Michelle Obama: "For the First Time in My Adult Lifetime, I'm Really Proud of My Country"

Speaking in Wisconsin today, would-be First Lady Michelle Obama said, "For the first time in my adult lifetime I am really proud of my country. And not just because Barack has done well, but because I think people are hungry for change."

(Watch the video HERE.)

The whole quote in context is: "What we've learned over this year is that hope is making a comeback. It is making a comeback and let me tell you something, for the first time in my adult lifetime, I'm really proud of my country. And not just because Barack has done well, but because I think people are hungry for change. And I have been desperate to see our country moving in that direction and just not feeling so alone in my frustration and disappointment. I've seen people who are hungry to be unified around some basic common issues, and it's made me proud. And I feel privileged to be a part of even witnessing this, traveling around states all over this country and being reminded that there is more that unites us than divides us..."

Some conservatives out there (HERE for instance) seem to find Mrs. Obama's quote offensive, wondering why a 44 year old woman never felt proud before today -- but their anger seems based on an erroneous early version of this quote first reported in the Boston Globe, inaccurately stating that she said "for the first time in my adult life, I am proud of my country, because it feels like hope is making a comeback.”

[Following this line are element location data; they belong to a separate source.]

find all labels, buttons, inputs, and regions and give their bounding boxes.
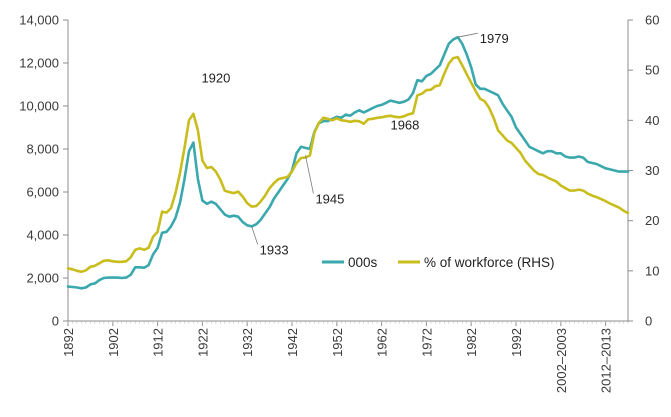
x-tick-label: 1962: [375, 328, 390, 357]
left-tick-label: 0: [52, 314, 59, 329]
legend: 000s % of workforce (RHS): [322, 255, 555, 270]
annotation-label-1968: 1968: [390, 118, 419, 133]
x-tick-label: 1952: [330, 328, 345, 357]
annotation-leader: [457, 32, 478, 38]
x-tick-label: 2012–2013: [599, 328, 614, 393]
x-tick-label: 1942: [285, 328, 300, 357]
left-tick-label: 2,000: [26, 271, 59, 286]
right-tick-label: 30: [645, 163, 659, 178]
left-tick-label: 14,000: [19, 13, 59, 28]
x-tick-label: 1972: [419, 328, 434, 357]
right-tick-label: 20: [645, 213, 659, 228]
right-tick-label: 60: [645, 13, 659, 28]
series-lines: [66, 35, 630, 290]
x-tick-label: 2002–2003: [554, 328, 569, 393]
left-tick-label: 10,000: [19, 99, 59, 114]
left-tick-label: 12,000: [19, 56, 59, 71]
annotation-label-1933: 1933: [260, 242, 289, 257]
x-tick-label: 1982: [464, 328, 479, 357]
right-tick-label: 50: [645, 63, 659, 78]
annotation-label-1979: 1979: [480, 31, 509, 46]
left-tick-label: 4,000: [26, 228, 59, 243]
x-tick-label: 1902: [106, 328, 121, 357]
legend-entry: 000s: [348, 255, 378, 270]
legend-entry: % of workforce (RHS): [424, 255, 555, 270]
annotation-leader: [305, 155, 314, 194]
x-tick-label: 1892: [61, 328, 76, 357]
annotation-label-1945: 1945: [315, 191, 344, 206]
right-tick-label: 40: [645, 113, 659, 128]
axes: 0 2,000 4,000 6,000 8,000 10,000 12,000 14,000 0…: [19, 13, 659, 394]
right-tick-label: 0: [645, 314, 652, 329]
annotation-leader: [251, 226, 259, 245]
annotations: 1920 1933 1945 1968 1979: [201, 31, 508, 257]
series-line-thousands: [66, 35, 630, 290]
x-tick-label: 1922: [195, 328, 210, 357]
right-tick-label: 10: [645, 263, 659, 278]
left-tick-label: 6,000: [26, 185, 59, 200]
left-tick-label: 8,000: [26, 142, 59, 157]
annotation-label-1920: 1920: [201, 71, 230, 86]
x-tick-label: 1912: [151, 328, 166, 357]
x-tick-label: 1992: [509, 328, 524, 357]
series-line-workforce-pct: [66, 55, 630, 274]
x-tick-label: 1932: [240, 328, 255, 357]
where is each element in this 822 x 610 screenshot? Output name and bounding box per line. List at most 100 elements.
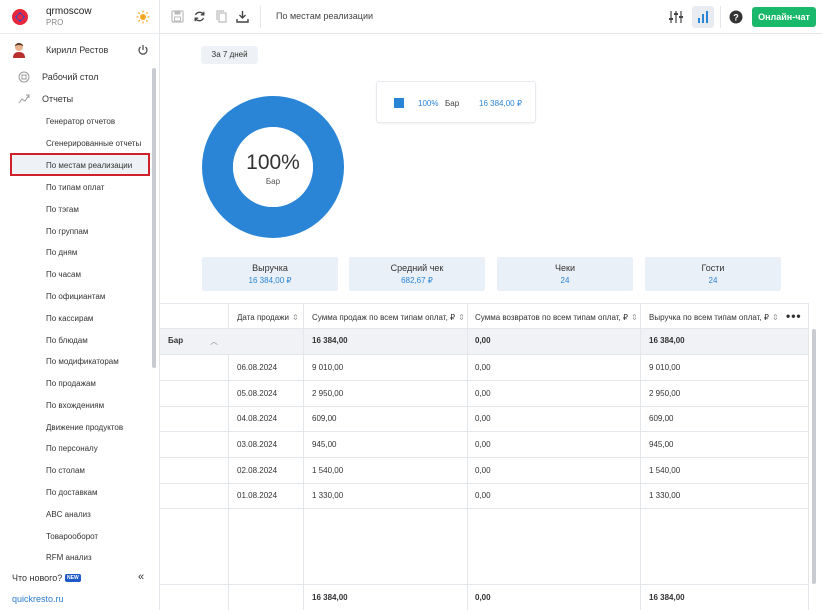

The Globe has now been corrected, though oddly there's no note that an error had been made or a correction given.

Asked for a response to the remark, Obama campaign spox Bill Burton said, “Of course Michelle is proud of her country, which is why she and Barack talk constantly about how their story wouldn’t be possible in any other nation on Earth.  What she meant is that she’s really proud at this moment because for the first time in a long time, thousands of Americans who’ve never participated in politics before are coming out in record numbers to build a grassroots movement for change."

Boy, that early Globe version is quite different than the later fuller one…But others still might find it controversial....What do you think?

-- jt

(Note: After I found even more video of her comments, I added an extra sentence and a link to a longer video excerpt.)